Upon entering American waters, OPA requires drill training according to OPA90 regulations. The drill training should be logged and reported according to the ship owner’s/operator’s policy. OPA90 regulations are in force for all types of ships.
The International Convention for the Prevention of Pollution from Ships, 1973, as modified in 1978, is better known as MARPOL 73/78. This convention is one of the most important international agreements on the subject of marine pollution. These regulations are made for the preservation of human environments in general and the marine environment in particular. The goal is to achieve the complete elimination of international pollution of the marine environment by oil and other harmful substances and the minimization of accidental discharge of such substances. The convention covers all the technical aspects of pollution from ships and applies to ships of all types, although it does not apply to the pollutions arising out of exploration and exploitation of the seabed mineral resources.

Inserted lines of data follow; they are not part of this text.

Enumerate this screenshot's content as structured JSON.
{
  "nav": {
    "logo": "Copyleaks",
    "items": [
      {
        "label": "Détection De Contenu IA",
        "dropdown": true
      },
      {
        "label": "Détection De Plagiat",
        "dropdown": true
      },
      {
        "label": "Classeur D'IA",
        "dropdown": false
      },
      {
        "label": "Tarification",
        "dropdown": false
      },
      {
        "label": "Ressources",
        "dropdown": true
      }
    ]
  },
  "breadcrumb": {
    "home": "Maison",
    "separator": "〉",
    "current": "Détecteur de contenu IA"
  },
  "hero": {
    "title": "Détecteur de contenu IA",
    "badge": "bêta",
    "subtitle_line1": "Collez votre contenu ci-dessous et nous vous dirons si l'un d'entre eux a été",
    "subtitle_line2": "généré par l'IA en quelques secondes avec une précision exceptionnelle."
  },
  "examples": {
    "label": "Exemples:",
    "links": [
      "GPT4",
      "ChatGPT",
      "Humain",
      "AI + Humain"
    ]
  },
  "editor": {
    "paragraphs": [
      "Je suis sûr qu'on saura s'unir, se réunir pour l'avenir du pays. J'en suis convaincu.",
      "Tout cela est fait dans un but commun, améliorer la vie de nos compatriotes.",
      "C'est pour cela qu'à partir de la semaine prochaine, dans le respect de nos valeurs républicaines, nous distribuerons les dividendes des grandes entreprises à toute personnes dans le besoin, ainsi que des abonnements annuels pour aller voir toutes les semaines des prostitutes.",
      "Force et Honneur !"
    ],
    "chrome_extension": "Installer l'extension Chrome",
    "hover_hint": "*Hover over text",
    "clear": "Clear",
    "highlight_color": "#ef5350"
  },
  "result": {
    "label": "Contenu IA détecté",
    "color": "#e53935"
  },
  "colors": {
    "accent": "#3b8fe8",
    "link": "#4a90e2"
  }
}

First Annex is regulation for the prevention of pollution by oil from operations as well as accidental discharged; it entered into force on 2nd October 1983. The subsequent amendments made it mandatory for new oil tankers to have double hulls and bought in the phase schedule for existing tankers to fit double hulls which was subsequently revised in 2001 and 2003.
Annex II is regulation for the control of pollution by noxious liquid substances in bulk; it entered into force on 2nd October 1983. It details the discharge criteria measures for the control of pollution by NLS. Some two hundred and fifty substances were included in the list appended to the convention and discharge of their residues is allowed only to reception facilities until certain concentrations and their conditions which vary with the category of the substances are complied with. In any case, no discharge of the residues containing the noxious substances is permitted within twelve nautical miles of the nearest land.
The third annex is prevention of pollution by the harmful substances carried by sea in packaged form; it entered into force on 1st of July 1992 and contains genera requirements for the issuing of detailed standard on packing, marking, labeling, documentation, stowage, quantity limitations, exceptions and notifications. For the purpose of this annex the harmful substances are those identified as marine pollutants in the IMDG Code.
Annex IV is prevention of pollution by sewage from ships; it entered into force on 27th of September 2003 and contains requirements to control pollution of the sea by sewage. The discharge of sewage into the sea is prohibited except when the ship has in operational an approved sewage treatment plant or when the ship is discharging comminuted and disinfected sewage using the approved system at a distance of not less than 3 nautical miles from the nearest land. Sewage which is not comminuted or disinfected has to be discharged at a distance of more than 12 nautical miles from the nearest land.
Annex V – prevention of pollution by garbage from ships – entered into force of 31st December 1988. It deals with the different types of garbage and specifies the distance from land and manner in which they may be disposed of. The most important feature of this annex is the complete ban imposed on the disposal into the sea of all forms of plastics.
Annex VI is for prevention of the air pollution from ships; it entered into force on 19th of May 2005 to set limits for sulfur oxide and nitrogen oxide emissions from ship exhaust and to prohibit deliberate emissions of ozone depleting substances, designed ECA, standing for the emission control areas, where more stringent standards for the emissions of SOx, NOx and particulate matter applied. The chapter adopted in 2011 covers the mandatory technical and operational energy efficiency measures that are reducing the greenhouse gas emissions from ships.